Classiquement, dans les sociétés non cotées, pour déterminer la valeur d'une action, il suffit de diviser la valeur globale de l'entreprise par le nombre d'actions composant le capital. Mais cela suppose que les actions soient homogènes et comparables quant aux droits pécuniaires et politiques qu'elles offrent, ce qui n'est pas le cas des actions de préférence. Certaines règles traditionnelles du droit des sociétés comme celle de la proportionnalité s'en trouve profondément bouleverser. Peut-on soutenir valablement qu'en détenant 55% du capital d'une S.A, on en détient par conséquent toute la puissance financière et politique en présence d'actions de préférence octroyant des droits particuliers majorés?

Une action à droit de vote simple dotée d'un dividende préciputaire a-t-elle la même valeur qu'une action à droit de vote double mais à dividende subordonné? Une action à dividende majoré et préciputaire avec un droit de vote suspendu ou supprimé a-t-elle la même valeur qu'une action ordinaire?

Il est vrai qu'il pourrait venir à l'esprit de certains de soutenir que pour valoriser les actions quelles qu'elles  soient, il suffit de s'en référer uniquement aux droits pécuniaires mathématiquement évaluables, abstraction faite de la valorisation des droits extra-pécuniaires qui conformément à l'orthodoxie juridique ne sont pas susceptibles d'une évaluation pécuniaire. Une telle conclusion serait inappropriée de notre point de vue, car il serait inconséquent d'affirmer que des droits qui confèrent le pouvoir de définir les orientations stratégiques d'une entreprise, celui de pouvoir décider de la distribution ou de la mise en réserve des bénéfices d'un exercice, celui de pouvoir décider de la fusion, de la cession d’une branche d’activité…. sont dépourvus de valeur.

D'autres encore pourraient proposer de s'en référer à la valeur nominale du titre, mais nous estimons qu'une telle approche est à la fois simpliste et irréaliste étant donné que cette valeur ne traduit que celle de l'apport.

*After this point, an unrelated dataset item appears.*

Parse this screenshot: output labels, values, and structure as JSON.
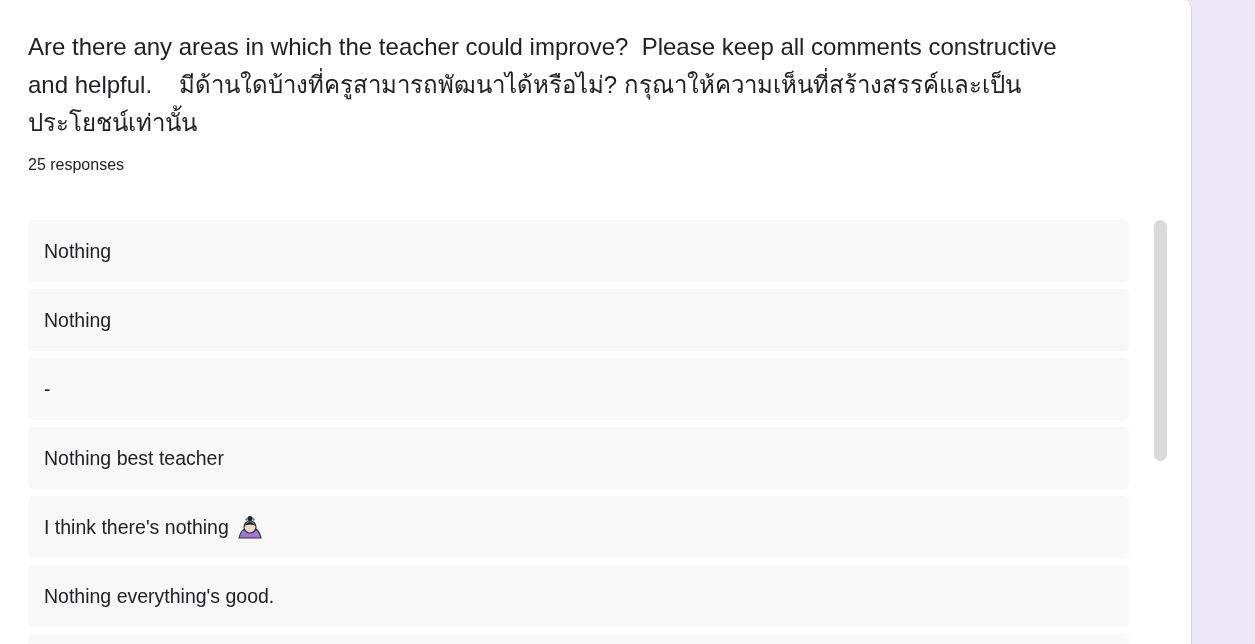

 La problématique de la valorisation des titres sociaux transparait également et de façon inévitable sur le plan fiscal. Quelle assiette retenir pour calculer les plus-values résultant de la cession d'actions de préférence assortie de droits particuliers? Comment déterminer l'assiette taxable des droits de mutation à titre onéreux ou à titre gratuit des actions d'une S.A comportant des actions de préférence? Sous ce rapport la doctrine administrative est attendue avec impatience.

En ce qui nous concerne, nous pensons que la valeur unitaire de l’action de préférence dégagée sur la base de la valeur globale de l’entreprise doit être affinée pour tenir compte des dispositions légales et statutaires ayant pour effet d’entrainer une décote ou une surcote du titre en fonction des restrictions (suspension du droit de vote, agrément, préemption) ou des avantages particuliers qui lui sont associés (dividende majoré et préciputaire, droit de vote double…). La même démarche est préconisée en France par l’Administration Fiscale qui admet une décote d’illiquidité sur des titres dont la cession est soumise à un agrément légal ou statutaire[2]. Cela dit, toute la difficulté réside dans le choix du taux permettant d’accroitre ou de baisser la valeur vénale du titre en fonction de ses caractéristiques.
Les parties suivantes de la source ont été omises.